I’ll be honest: I have a really hard time not sneaking tastes of this peach pie well before it cools and is ready to be cooked, even though I know the leftovers will be so much better once the pie has a chance to cool. Oops! Luckily, there are plenty of fresh peaches around. Maybe I should make two pies next time so that there will be plenty left over.
- 9” unbaked pie shell
- 4 to 6 just-ripe peaches slightly soft to the touch, but not so soft that they squish in your hands
- 1 cup of sugar
- 3 tablespoons cornstarch
- Pinch of kosher salt
- 1 cup heavy cream
- 1 teaspoon vanilla
Preheat the oven to 450 degrees Fahrenheit.
While the oven is preheating, drop your unbaked pie shell into a pie pan. You want a deep pie dish that has plenty of room for all of your ingredients so that the pie doesn’t bubble over! After all, you don’t want to waste even a drop of that yummy peach goodness.

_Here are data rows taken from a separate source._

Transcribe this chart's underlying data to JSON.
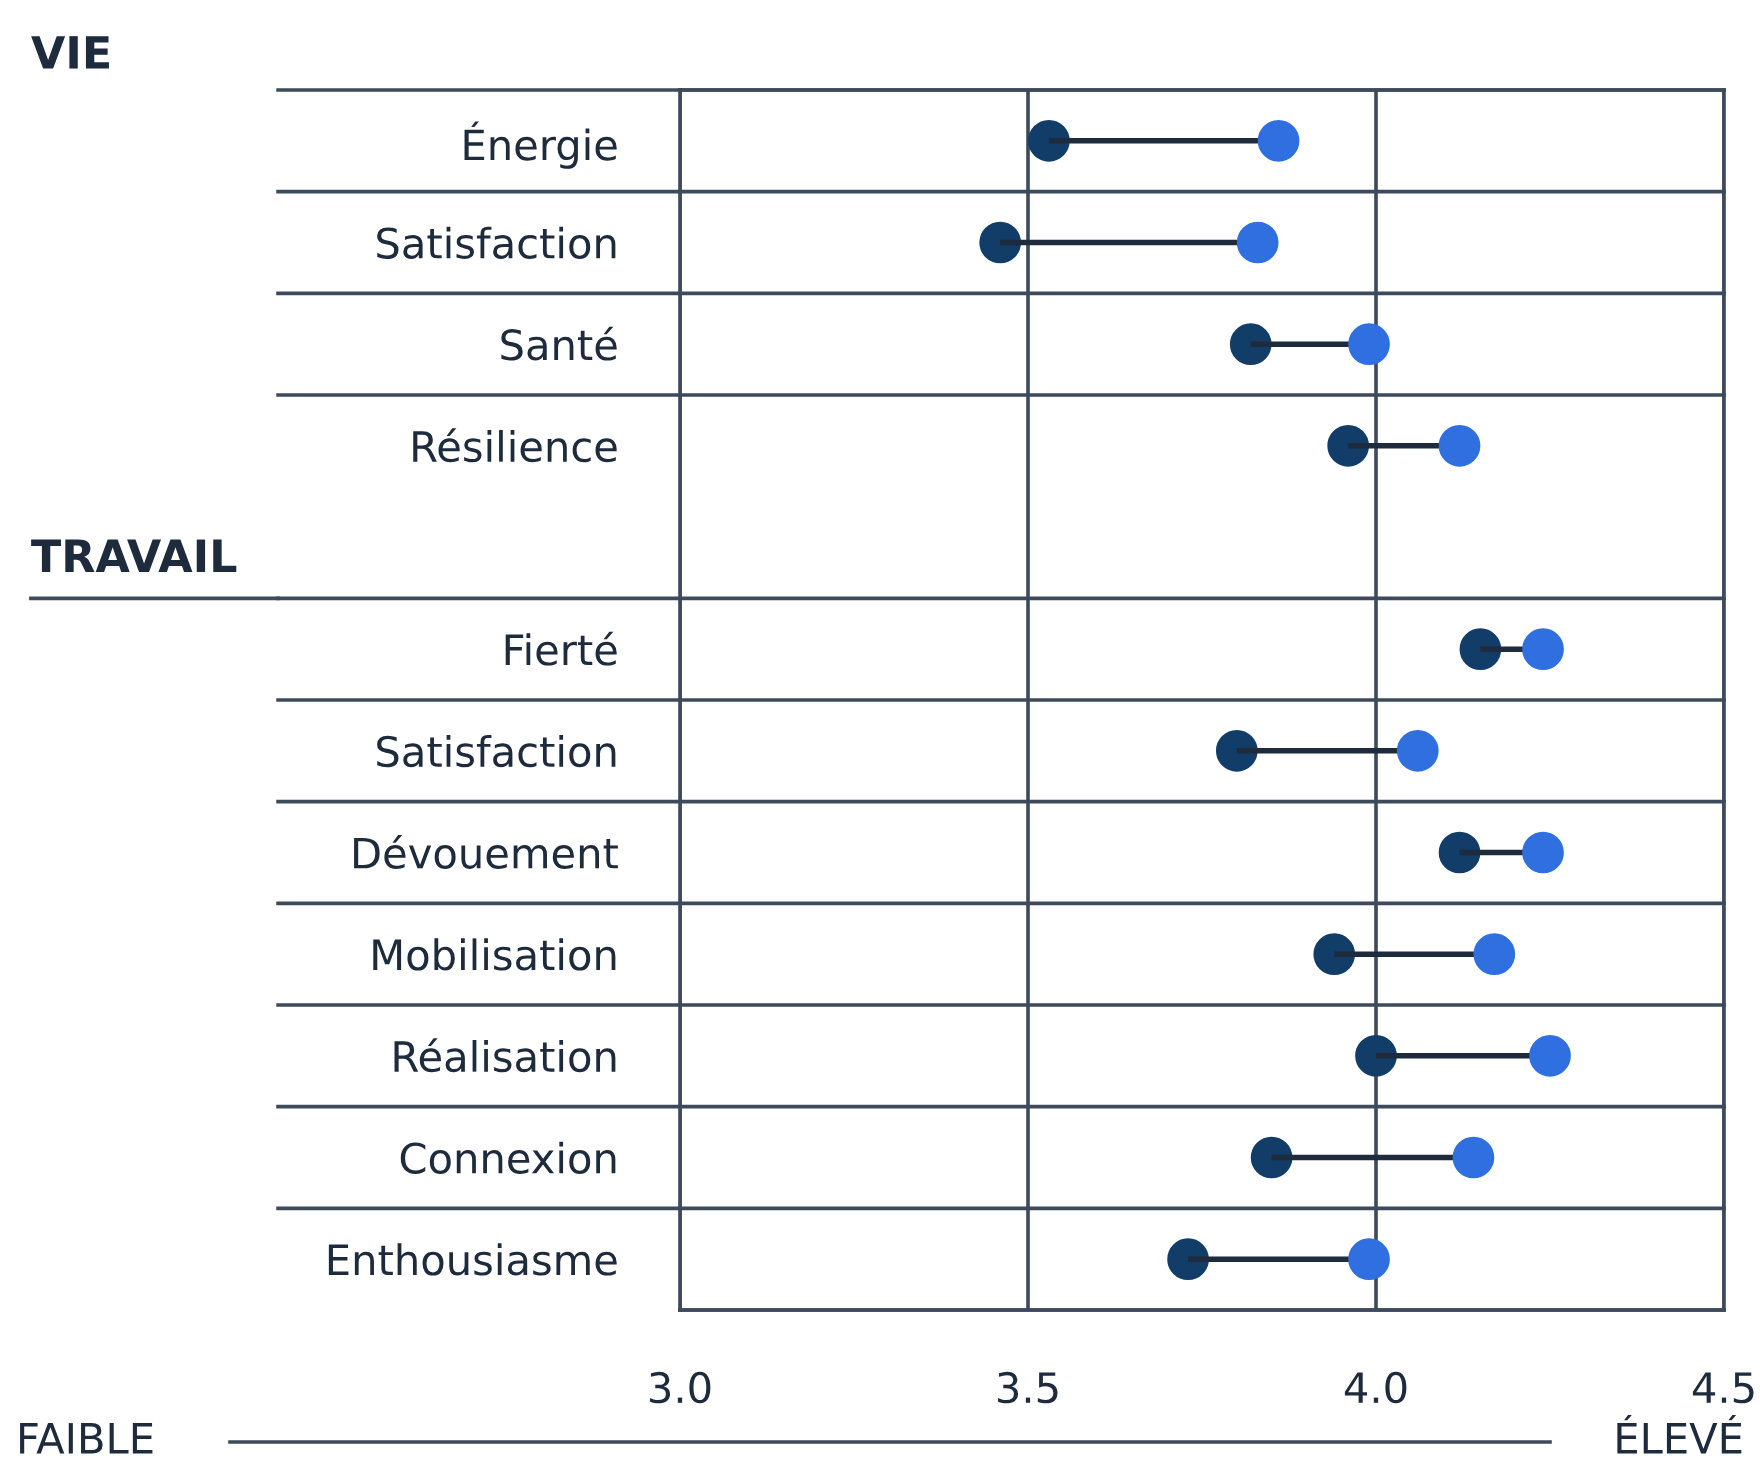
{
  "chart_data": {
    "type": "lollipop",
    "orientation": "horizontal",
    "categories": [
      "Énergie",
      "Satisfaction",
      "Santé",
      "Résilience",
      null,
      "Fierté",
      "Satisfaction",
      "Dévouement",
      "Mobilisation",
      "Réalisation",
      "Connexion",
      "Enthousiasme"
    ],
    "series": [
      {
        "type": "scatter",
        "color": "#123d68",
        "values": [
          3.53,
          3.46,
          3.82,
          3.96,
          null,
          4.15,
          3.8,
          4.12,
          3.94,
          4.0,
          3.85,
          3.73
        ]
      },
      {
        "color": "#2f6fe0",
        "values": [
          3.86,
          3.83,
          3.99,
          4.12,
          null,
          4.24,
          4.06,
          4.24,
          4.17,
          4.25,
          4.14,
          3.99
        ]
      }
    ],
    "xlim": [
      3.0,
      4.5
    ],
    "xticks": [
      {
        "value": 3.0,
        "label": "3.0"
      },
      {
        "value": 3.5,
        "label": "3.5"
      },
      {
        "value": 4.0,
        "label": "4.0"
      },
      {
        "value": 4.5,
        "label": "4.5"
      }
    ],
    "grid": "x",
    "marker": "circle",
    "annotations": [
      "VIE",
      "TRAVAIL",
      "FAIBLE",
      "ÉLEVÉ"
    ]
  }
}
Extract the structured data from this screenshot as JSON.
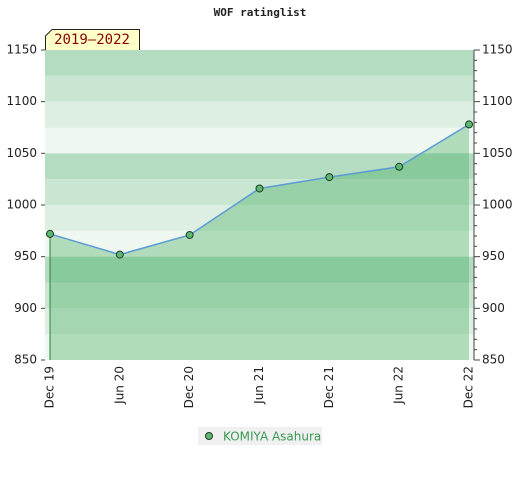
{
  "chart_data": {
    "type": "line",
    "title": "WOF ratinglist",
    "period_label": "2019–2022",
    "categories": [
      "Dec 19",
      "Jun 20",
      "Dec 20",
      "Jun 21",
      "Dec 21",
      "Jun 22",
      "Dec 22"
    ],
    "series": [
      {
        "name": "KOMIYA Asahura",
        "color": "#5b9bd5",
        "marker_color": "#5cb870",
        "values": [
          972,
          952,
          971,
          1016,
          1027,
          1037,
          1078
        ]
      }
    ],
    "ylim": [
      850,
      1150
    ],
    "yticks": [
      850,
      900,
      950,
      1000,
      1050,
      1100,
      1150
    ],
    "y2lim": [
      850,
      1150
    ],
    "y2ticks": [
      850,
      900,
      950,
      1000,
      1050,
      1100,
      1150
    ]
  }
}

Fill a pot with water and bring to a boil. Drop each peach, one at a time, into the boiling water for two minutes. This should make peeling the peaches easy: simply make a cut in the skin of the peach, then slip it off in large sheets with your fingers. If needed, use a thin knife to remove any remaining peach skin. Cut the peach into quarters, removing the pit as you go. Place the peach quarters carefully in the pie shell. If you want to be fancy, you can make a pretty design. Make sure to just fill the dish without cramming in peaches. (If you have extras, you can always eat them!)
In a bowl, sift together sugar, cornstarch, and salt. Add heavy cream and vanilla, mixing until thick and smooth. Pour the custard over the peaches, then slide into the oven. Using a baking sheet under the pie plate will help prevent a mess if the custard boils over during cooking.
Bake for 15 minutes, then drop the temperature to 325 and bake for 30 to 35 more minutes. If the pie is still runny, you can continue to bake in five-minute increments; however, you don’t want the pie to burn!
Allow pie to cool on the counter. Once cool, refrigerate for several hours or overnight. Serve straight out of the fridge for the best flavor and thickest custard.